Page:Revue des Deux Mondes - 1898 - tome 150.djvu/608

La bibliothèque libre.
Le texte de cette page a été corrigé et est conforme au fac-similé.

Marie-Catherine épouvantée craignit un moment pour sa vie. Mais cette explosion passagère ne fut rien, assure-t-elle, au prix du « long supplice » qui commença pour elle. De nombreux témoignages, recueillis par la suite dans le procès de séparation, viennent confirmer ses dires. Odieuses imputations, surveillance humiliante de chaque sortie, de chaque visite reçue, de chaque mot échangé dans le monde, reproches sanglans adressés en public, scènes révoltantes devant les domestiques, réconciliations imposées, plus injurieuses que les querelles ; on ne peut lire sans une pitié profonde cette monotone et triste litanie. La mauvaise chance voulut que, justement à cette époque, eussent lieu à Chantilly des réceptions extraordinaires où fut conviée toute la Cour. Le prince héréditaire de Brunswick y vint, dans l’été de 1767, passer quelques semaines chez le prince de Condé. Ce furent, pendant quinze jours de suite, des fêtes incomparables, soupers, feux d’artifices, promenades sur les canaux en des gondoles parées, « bals champêtres, » où des milliers de villageois, « vêtus d’habits de basin blanc ornés de rubans multicolores, » se mêlent aux nobles invités et dansent avec eux sur les pelouses. Le prince de Monaco, en dépit de ses soupçons, crut devoir paraître au château et y mener sa femme ; mais sa jalousie en éveil sut en rendre, pour elle, le séjour intolérable. Sans cesse attaché à ses pas, il épie ses moindres paroles, lui interdit la promenade et la danse, la contraint, lorsqu’il va souper, à s’enfermer dès neuf heures dans sa chambre, y entre par surprise, plusieurs fois dans la nuit, pour s’assurer qu’elle est effectivement couchée ; et, quand le prince de Condé, par une inspiration maladroite, insiste pour garder ses hôtes une journée de plus sous son toit, la colère d’Honoré est telle que, remonté chez lui, il s’élance sur sa femme, et fait mine de la précipiter dans les fossés du château[1].

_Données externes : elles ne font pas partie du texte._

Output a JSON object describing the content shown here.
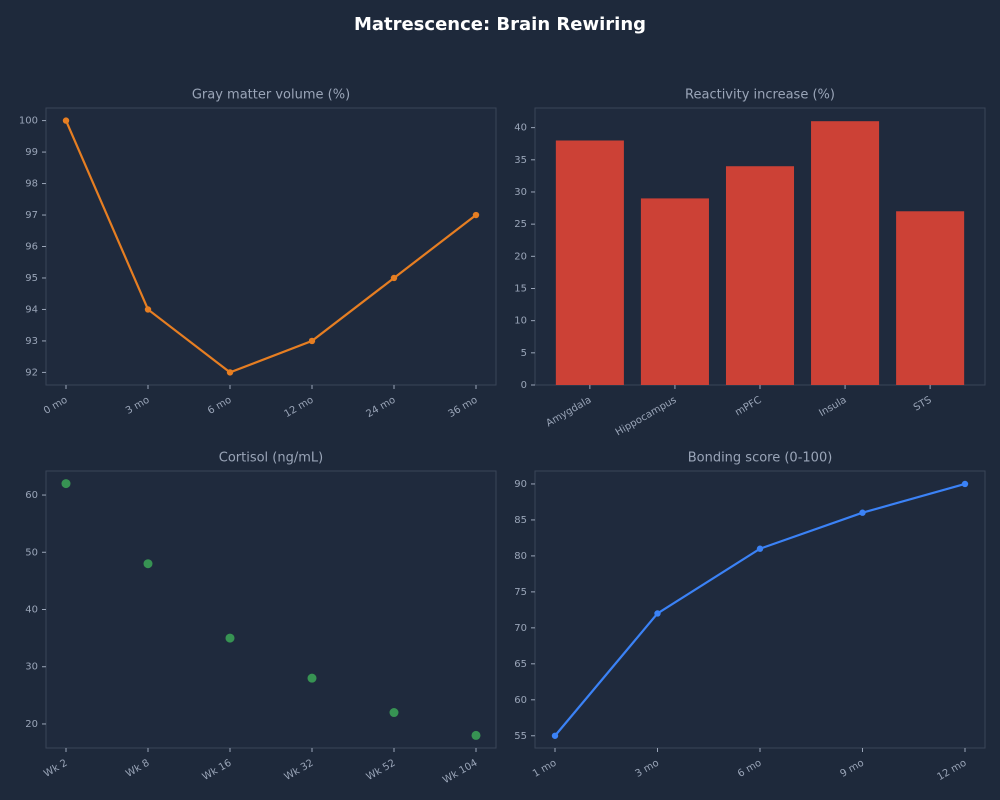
{
  "title": "Matrescence: Brain Rewiring",
  "chart_data": [
    {
      "type": "line",
      "title": "Gray matter volume (%)",
      "categories": [
        "0 mo",
        "3 mo",
        "6 mo",
        "12 mo",
        "24 mo",
        "36 mo"
      ],
      "values": [
        100,
        94,
        92,
        93,
        95,
        97
      ],
      "color": "#e67e22",
      "ylim": [
        91.6,
        100.4
      ],
      "yticks": [
        92,
        93,
        94,
        95,
        96,
        97,
        98,
        99,
        100
      ]
    },
    {
      "type": "bar",
      "title": "Reactivity increase (%)",
      "categories": [
        "Amygdala",
        "Hippocampus",
        "mPFC",
        "Insula",
        "STS"
      ],
      "values": [
        38,
        29,
        34,
        41,
        27
      ],
      "color": "#cc4136",
      "ylim": [
        0,
        43.05
      ],
      "yticks": [
        0,
        5,
        10,
        15,
        20,
        25,
        30,
        35,
        40
      ]
    },
    {
      "type": "scatter",
      "title": "Cortisol (ng/mL)",
      "categories": [
        "Wk 2",
        "Wk 8",
        "Wk 16",
        "Wk 32",
        "Wk 52",
        "Wk 104"
      ],
      "values": [
        62,
        48,
        35,
        28,
        22,
        18
      ],
      "color": "#3a9e55",
      "ylim": [
        15.8,
        64.2
      ],
      "yticks": [
        20,
        30,
        40,
        50,
        60
      ]
    },
    {
      "type": "line",
      "title": "Bonding score (0-100)",
      "categories": [
        "1 mo",
        "3 mo",
        "6 mo",
        "9 mo",
        "12 mo"
      ],
      "values": [
        55,
        72,
        81,
        86,
        90
      ],
      "color": "#3b82f6",
      "ylim": [
        53.3,
        91.8
      ],
      "yticks": [
        55,
        60,
        65,
        70,
        75,
        80,
        85,
        90
      ]
    }
  ]
}
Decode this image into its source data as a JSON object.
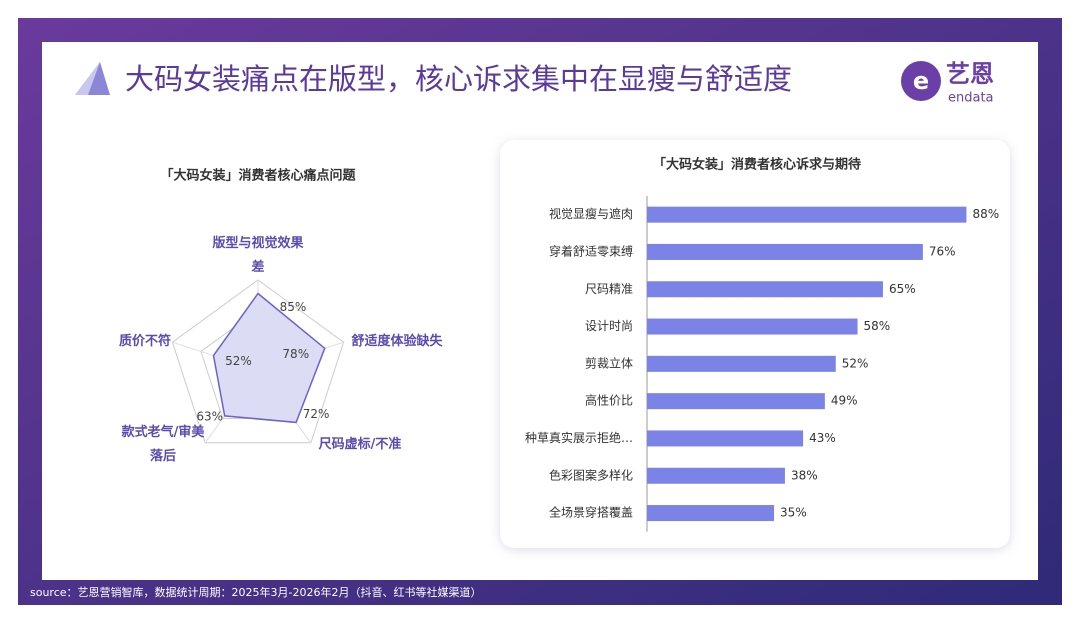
{
  "title": "大码女装痛点在版型，核心诉求集中在显瘦与舒适度",
  "logo": {
    "cn": "艺恩",
    "en": "endata"
  },
  "source": "source：艺恩营销智库，数据统计周期：2025年3月-2026年2月（抖音、红书等社媒渠道）",
  "chart_data": [
    {
      "type": "radar",
      "title": "「大码女装」消费者核心痛点问题",
      "categories": [
        "版型与视觉效果差",
        "舒适度体验缺失",
        "尺码虚标/不准",
        "款式老气/审美落后",
        "质价不符"
      ],
      "values": [
        85,
        78,
        72,
        63,
        52
      ],
      "value_labels": [
        "85%",
        "78%",
        "72%",
        "63%",
        "52%"
      ],
      "rlim": [
        0,
        100
      ],
      "color": "#6c63c9",
      "grid": true
    },
    {
      "type": "hbar",
      "title": "「大码女装」消费者核心诉求与期待",
      "categories": [
        "视觉显瘦与遮肉",
        "穿着舒适零束缚",
        "尺码精准",
        "设计时尚",
        "剪裁立体",
        "高性价比",
        "种草真实展示拒绝…",
        "色彩图案多样化",
        "全场景穿搭覆盖"
      ],
      "values": [
        88,
        76,
        65,
        58,
        52,
        49,
        43,
        38,
        35
      ],
      "value_labels": [
        "88%",
        "76%",
        "65%",
        "58%",
        "52%",
        "49%",
        "43%",
        "38%",
        "35%"
      ],
      "xlim": [
        0,
        100
      ],
      "color": "#7b83e6"
    }
  ]
}
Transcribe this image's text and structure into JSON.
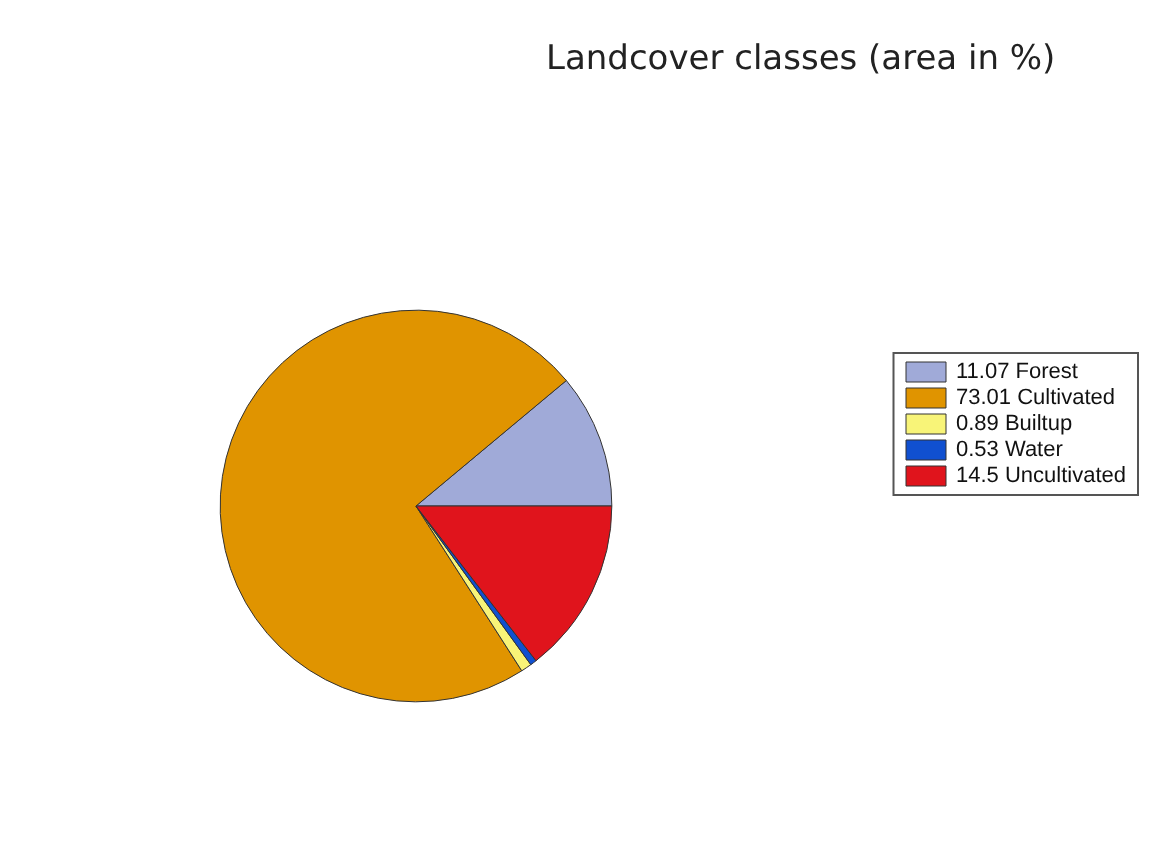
{
  "chart_data": {
    "type": "pie",
    "title": "Landcover classes (area in %)",
    "categories": [
      "11.07 Forest",
      "73.01 Cultivated",
      "0.89 Builtup",
      "0.53 Water",
      "14.5 Uncultivated"
    ],
    "values": [
      11.07,
      73.01,
      0.89,
      0.53,
      14.5
    ],
    "colors": [
      "#a0aad8",
      "#e09400",
      "#f8f478",
      "#1050d0",
      "#e0141c"
    ],
    "legend": "right"
  }
}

À ces procédés violens, Marie-Catherine oppose au début une inaltérable douceur. Ses lettres à son mari, durant cette année 1767, témoignent de sa patience, de sa bonne volonté. Elle est prête, pour acheter le repos, à tous les sacrifices ; elle offre spontanément de renoncer à une intimité qui est l’unique bonheur de sa vie. Elle est « fâchée des inquiétudes causées par le voyage à Chantilly ; » aussi a-t-elle décliné pour l’avenir toute invitation de ce genre : « Je ne suis pas, ajoute-t-elle joliment, comme le chien du jardinier ; car j’ai plaisir à savoir que tout le monde

  1. Déposition des témoins. (Arch. nationales.)